For any man who is past the age of 30 and has been experiencing symptoms like these, the answer to is low testosterone a real problem could obviously be yes. However, blood testing that can measure the free and total male hormone levels within a patient’s system has to be performed in order to clinically verify this. It is not uncommon for general practitioners to refer patients with symptoms like these to an endocrinologist, urologist or TRT specialist for the required testing and diagnostic procedures.
Yet what many men are now doing is going directly to the doctors who specialize in Low T when its associated symptoms have appeared, because they have discovered that they can do this without a referral just by going online – that’s right, online. That’s where highly qualified and experienced TRT providers like Nexel Medical can now be accessed to provide local testing and treatment for testosterone deficiency. And it us this recent development, which has been enabled by digital technology, that has made getting the appropriate medical treatment for Low T much more convenient than it has ever been.
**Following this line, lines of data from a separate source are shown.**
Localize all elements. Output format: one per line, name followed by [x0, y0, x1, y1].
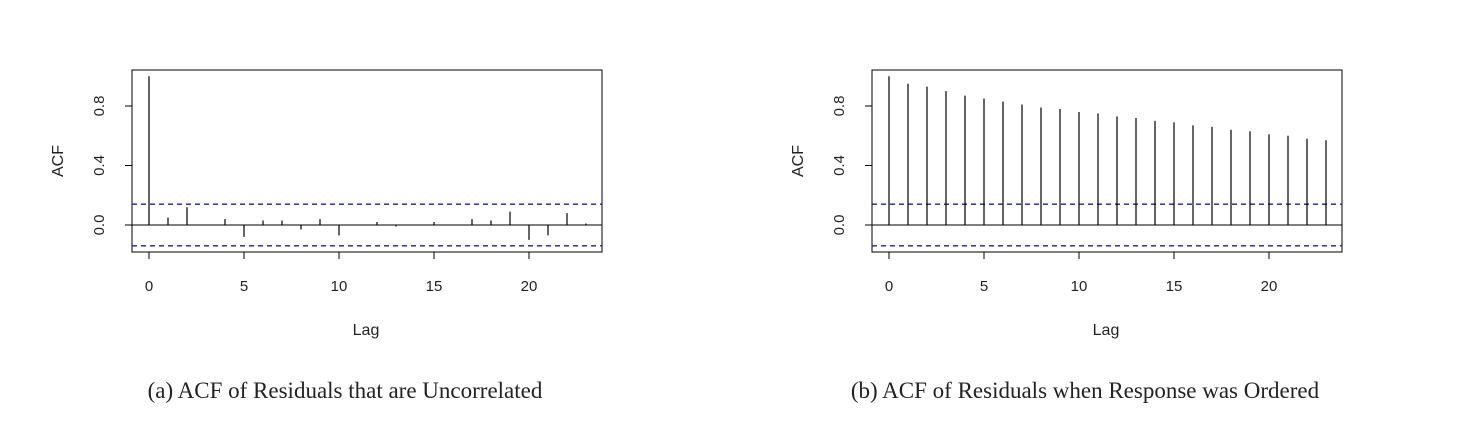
- y-tick-label: 0.8: [91, 96, 108, 117]
- x-tick-label: 10: [331, 278, 348, 295]
- x-axis: 0 5 10 15 20: [885, 252, 1278, 295]
- x-tick-label: 20: [1261, 278, 1278, 295]
- y-tick-label: 0.8: [831, 96, 848, 117]
- y-axis: 0.0 0.4 0.8: [91, 96, 132, 236]
- caption-a: (a) ACF of Residuals that are Uncorrelat…: [147, 378, 543, 403]
- x-tick-label: 10: [1071, 278, 1088, 295]
- acf-bars: [148, 76, 587, 240]
- y-axis-title: ACF: [790, 145, 807, 177]
- x-tick-label: 0: [885, 278, 893, 295]
- y-tick-label: 0.4: [831, 155, 848, 176]
- plot-frame: [131, 69, 603, 253]
- x-tick-label: 5: [980, 278, 988, 295]
- x-tick-label: 0: [145, 278, 153, 295]
- x-axis-title: Lag: [353, 322, 380, 339]
- x-tick-label: 15: [1166, 278, 1183, 295]
- acf-chart-a: 0 5 10 15 20 0.0 0.4 0.8 Lag ACF: [50, 69, 603, 339]
- y-tick-label: 0.0: [91, 215, 108, 236]
- y-tick-label: 0.0: [831, 215, 848, 236]
- plot-frame: [871, 69, 1343, 253]
- ci-lines: [872, 203, 1342, 247]
- y-axis-title: ACF: [50, 145, 67, 177]
- x-tick-label: 15: [426, 278, 443, 295]
- y-axis: 0.0 0.4 0.8: [831, 96, 872, 236]
- acf-chart-b: 0 5 10 15 20 0.0 0.4 0.8 Lag ACF: [790, 69, 1343, 339]
- y-tick-label: 0.4: [91, 155, 108, 176]
- ci-lines: [132, 203, 602, 247]
- caption-b: (b) ACF of Residuals when Response was O…: [850, 378, 1320, 403]
- x-tick-label: 20: [521, 278, 538, 295]
- acf-bars: [888, 76, 1327, 225]
- x-tick-label: 5: [240, 278, 248, 295]
- x-axis-title: Lag: [1093, 322, 1120, 339]
- x-axis: 0 5 10 15 20: [145, 252, 538, 295]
You might be surprised to discover that there are a variety of forms of medically prescribed Low T treatment since only the only form that seems to be advertised to consumers consists of the topically applied creams and gels. The ads are so slickly produced, as most drug ads are, that it could make people wonder is low testosterone a real problem, or are these medications being prescribed and used like Viagra?
There is really no correlation between the two types of medical treatment, other than that they can both help with erectile dysfunction – but in entirely different ways. TRT is an extended program of medically prescribed and supervised hormone replacement therapy that utilizes the biological equivalent to naturally produced hormones; erectile performance drugs work strictly by increasing the blood flow to a man’s penis.
Testosterone replacement therapy is not a new form of medical treatment; it has been in use by Low T patients since the middle of the last century. The original and still very widely prescribed form of treatment is the use of injections a few times a month or so. It is a form of TRT treatment that has consistently produced the desired therapeutic results for patients while exposing them to minimal risk for experiencing adverse effects. The newer forms, including the topical treatments; implanted pellets; skin patches; and a few others have not been in use long enough to prove that they are either as effective or as low-risk as the use of testosterone injections. However at the present time, none of the newer forms has outperformed the original.
So many experienced TRT providers primarily prescribe the use of injectable testosterone treatments that their patients can self-administer at home. It is more common for PCPs and general practitioners to prescribe the topical forms to patients who want to know is low testosterone a real problem and can you prescribe treatment for me? Some doctors might even forego the required blood testing when prescribing the topical treatments for their male patients based on their symptoms alone. But this is not employing the recommended protocols for TRT, which are clearly intended to relay the importance of blood levels testing for all potential Low T patients.